Economist reports on Africa’s continuing lack of electricity.

Without electric, economic development stagnates. There was an attempt at building electrical infrastructure in the 1970s and 80s, but corruption, autocracy, and abuses took their toll and returned Africa to darkness.


SEEN from space, Africa at night is unlit—as dark as all-but empty Siberia. With nearly 1 billion people, Africa accounts for over a sixth of the world’s population, but generates only 4% of global electricity. Three-quarters of that is used by South Africa, Egypt and the other countries along the north African littoral.

I always enjoyed the way the Nile River lights up at night. There are small clusters of civilization near coastal Nigeria and South Africa.

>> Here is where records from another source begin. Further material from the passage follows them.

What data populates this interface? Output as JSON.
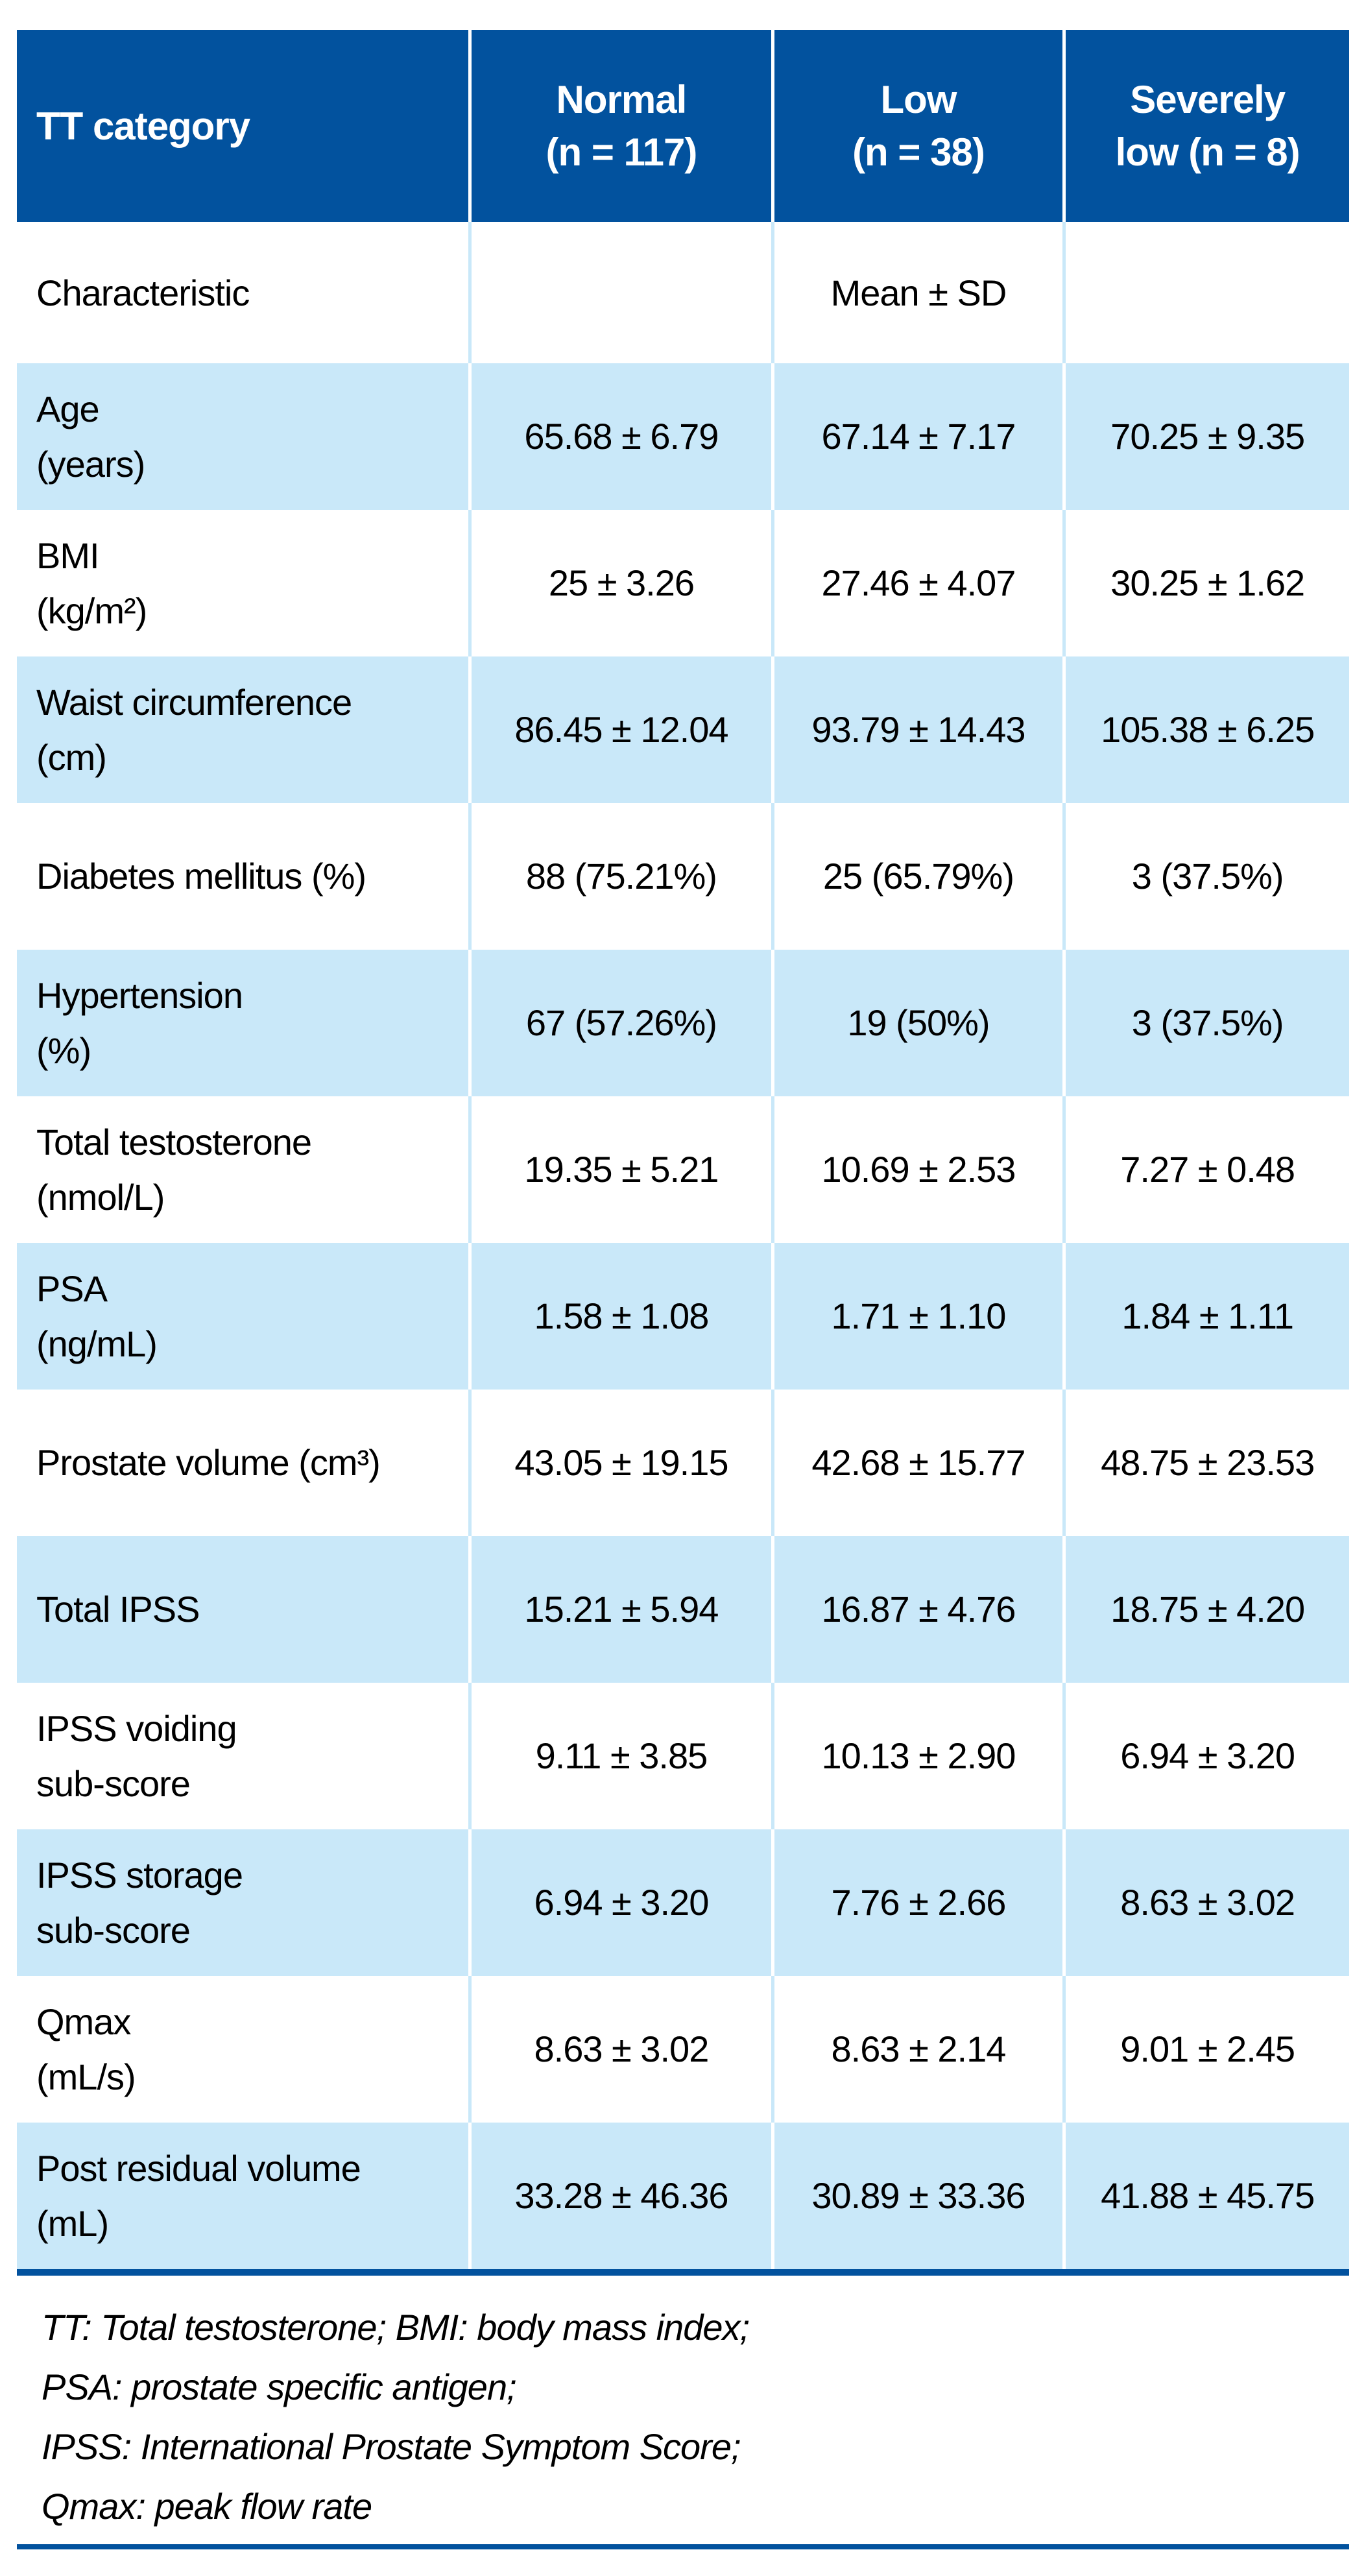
{
  "table": {
    "colors": {
      "header_blue": "#02529e",
      "row_tint_blue": "#c9e8f9",
      "divider_white": "#ffffff",
      "rule_blue": "#02529e",
      "text_black": "#000000",
      "header_text_white": "#ffffff"
    },
    "header": {
      "col1": "TT category",
      "col2": "Normal\n(n = 117)",
      "col3": "Low\n(n = 38)",
      "col4": "Severely\nlow (n = 8)"
    },
    "subheader": {
      "label": "Characteristic",
      "stat_label": "Mean ± SD"
    },
    "rows": [
      {
        "label": "Age\n(years)",
        "values": [
          "65.68 ± 6.79",
          "67.14 ± 7.17",
          "70.25 ± 9.35"
        ]
      },
      {
        "label": "BMI\n(kg/m²)",
        "values": [
          "25 ± 3.26",
          "27.46 ± 4.07",
          "30.25 ± 1.62"
        ]
      },
      {
        "label": "Waist circumference\n(cm)",
        "values": [
          "86.45 ± 12.04",
          "93.79 ± 14.43",
          "105.38 ± 6.25"
        ]
      },
      {
        "label": "Diabetes mellitus (%)",
        "values": [
          "88 (75.21%)",
          "25 (65.79%)",
          "3 (37.5%)"
        ]
      },
      {
        "label": "Hypertension\n(%)",
        "values": [
          "67 (57.26%)",
          "19 (50%)",
          "3 (37.5%)"
        ]
      },
      {
        "label": "Total testosterone\n(nmol/L)",
        "values": [
          "19.35 ± 5.21",
          "10.69 ± 2.53",
          "7.27 ± 0.48"
        ]
      },
      {
        "label": "PSA\n(ng/mL)",
        "values": [
          "1.58 ± 1.08",
          "1.71 ± 1.10",
          "1.84 ± 1.11"
        ]
      },
      {
        "label": "Prostate volume (cm³)",
        "values": [
          "43.05 ± 19.15",
          "42.68 ± 15.77",
          "48.75 ± 23.53"
        ]
      },
      {
        "label": "Total IPSS",
        "values": [
          "15.21 ± 5.94",
          "16.87 ± 4.76",
          "18.75 ± 4.20"
        ]
      },
      {
        "label": "IPSS voiding\nsub-score",
        "values": [
          "9.11 ± 3.85",
          "10.13 ± 2.90",
          "6.94 ± 3.20"
        ]
      },
      {
        "label": "IPSS storage\nsub-score",
        "values": [
          "6.94 ± 3.20",
          "7.76 ± 2.66",
          "8.63 ± 3.02"
        ]
      },
      {
        "label": "Qmax\n(mL/s)",
        "values": [
          "8.63 ± 3.02",
          "8.63 ± 2.14",
          "9.01 ± 2.45"
        ]
      },
      {
        "label": "Post residual volume\n(mL)",
        "values": [
          "33.28 ± 46.36",
          "30.89 ± 33.36",
          "41.88 ± 45.75"
        ]
      }
    ],
    "footnotes": [
      "TT: Total testosterone; BMI: body mass index;",
      "PSA: prostate specific antigen;",
      "IPSS: International Prostate Symptom Score;",
      "Qmax: peak flow rate"
    ]
  }
}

Africa needs infrastructure, but more importantly, it needs good government and market structures to maintain infrastructure:

The need for more power stations in the rest of the continent has long been recognised, but most of the attempts at electrification in the 1970s and the 1980s failed. In some countries, dictators pillaged power stations for parts and fuel. In others, power stations were built but not maintained. Turbines were run at full capacity until they broke, then were abandoned. By some counts, only 17 of Nigeria’s 79 power stations, many dating from this period, are still working

This produces something like an electrical Malthusianism:

Africa’s relatively healthy economic growth of recent years begets factories and shopping centres—and power cuts galore. Whenever demand outstrips supply, the lights go out

Africa’s economy has been doing reasonably well, but the lack of electricity continues to stunt their potential. Instability and lack of security leave electrical power stations and power lines vulnerable to disruption attacks in the event of war or crime. Worse, no one bothers to maintain what they do have running.

Africa needs ultra-cheap decentralized power – something which can be provided by coal. When Westerners give “aid” they try to force inefficient sources of “green” power like solar or wind rather than something Africans can afford and actually use.